The works in the exhibition Coquilles mécaniques share this principle: Through ostensibly simple protocols or procedures, they unexpectedly trigger states of excess. In doing so, they invoke the irrepressible forces of sensuality, memory or imagination that can paradoxically lodge in systems of regimentation or hyper-rationalization. Calling upon means as straightforward as a steady tempo, these works reveal possibilities for the production of abundance through scarcity on the one hand, and freedom through order on the other. The production of these extreme and seemingly irreconcilable states is timely, if not urgent, today.
The exhibition’s title Coquilles mécaniques describes its bookends: Nancarrow's player-pianos (or pianos mécaniques), and seashells (or coquilles, a word that doubles in French for a typographical error), which are the subject of a short essay by Paul Valéry on the limits of human understanding. These small marvels, patiently secreted by mollusks, protein by protein—like the piano scrolls punched out by Nancarrow, note by note—expose the gap between knowing how something is made and understanding its effect on us. The unity of knowing and understanding typically establishes the ground for most practical and scientific forms of knowledge. But certain things—like Nancarrow's compositions, seashells, or the artworks in Coquilles mécaniques—resist this notion. They are luminous failures to master things in the world, and excessive productions where we expect the rhythms of discipline.
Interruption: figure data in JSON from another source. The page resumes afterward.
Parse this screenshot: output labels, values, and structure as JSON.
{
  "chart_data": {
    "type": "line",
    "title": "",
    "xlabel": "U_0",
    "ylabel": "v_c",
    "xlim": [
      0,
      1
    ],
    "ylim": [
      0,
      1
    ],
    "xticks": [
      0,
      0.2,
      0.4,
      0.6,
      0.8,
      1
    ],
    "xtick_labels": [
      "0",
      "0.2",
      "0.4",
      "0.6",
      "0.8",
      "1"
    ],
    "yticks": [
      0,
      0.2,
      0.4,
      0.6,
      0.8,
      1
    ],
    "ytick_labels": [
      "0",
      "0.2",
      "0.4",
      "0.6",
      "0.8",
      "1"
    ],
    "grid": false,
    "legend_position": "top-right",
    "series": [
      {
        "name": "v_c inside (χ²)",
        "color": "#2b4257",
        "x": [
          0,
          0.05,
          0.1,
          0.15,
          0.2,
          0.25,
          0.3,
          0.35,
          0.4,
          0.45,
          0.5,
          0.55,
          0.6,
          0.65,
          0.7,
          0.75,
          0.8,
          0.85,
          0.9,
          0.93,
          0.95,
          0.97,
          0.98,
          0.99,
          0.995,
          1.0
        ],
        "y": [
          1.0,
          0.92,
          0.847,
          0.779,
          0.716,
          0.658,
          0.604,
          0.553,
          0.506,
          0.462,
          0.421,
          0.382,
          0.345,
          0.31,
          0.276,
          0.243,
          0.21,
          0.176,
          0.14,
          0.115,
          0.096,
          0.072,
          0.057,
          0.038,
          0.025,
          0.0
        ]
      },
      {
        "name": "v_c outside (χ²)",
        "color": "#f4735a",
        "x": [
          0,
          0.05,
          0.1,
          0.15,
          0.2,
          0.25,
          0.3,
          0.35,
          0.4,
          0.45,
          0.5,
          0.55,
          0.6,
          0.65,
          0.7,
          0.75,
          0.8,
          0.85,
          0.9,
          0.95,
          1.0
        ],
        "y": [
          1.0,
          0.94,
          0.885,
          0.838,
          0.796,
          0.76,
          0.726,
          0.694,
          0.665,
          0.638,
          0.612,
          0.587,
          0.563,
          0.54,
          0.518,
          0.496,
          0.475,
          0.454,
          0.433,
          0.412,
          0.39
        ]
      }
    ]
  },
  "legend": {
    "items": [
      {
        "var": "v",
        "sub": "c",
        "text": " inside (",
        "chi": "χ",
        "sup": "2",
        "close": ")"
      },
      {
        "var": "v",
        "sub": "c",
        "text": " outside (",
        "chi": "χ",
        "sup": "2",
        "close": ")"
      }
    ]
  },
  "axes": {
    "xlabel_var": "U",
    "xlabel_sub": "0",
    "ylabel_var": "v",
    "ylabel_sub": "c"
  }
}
Coquilles Mécaniques is organised with the support of the U.S. Consulate General Strasbourg.
Joanna Fiduccia (Washington, D.C., 1984) is a critic, independent curator, and editor-at-large of Kaleidoscope magazine. Her recent curatorial projects include "No Swan So Fine" at Michael Benevento in Los Angeles and "The Zero Budget Biennial," co-curated with Chris Sharp, which traveled to Paris, Milan, London and Berlin in 2009–2010. Her writing has appeared in Artforum, ArtReview, Spike Art Quarterly, East of Borneo, and Kaleidoscope, among other publications, as well as in catalogues for Nick Oberthaler, Lucy Skaer and Nina Beier. She lives in Los Angeles, where she is pursuing her doctorate in modern French and American Art History at the University of California, Los Angeles.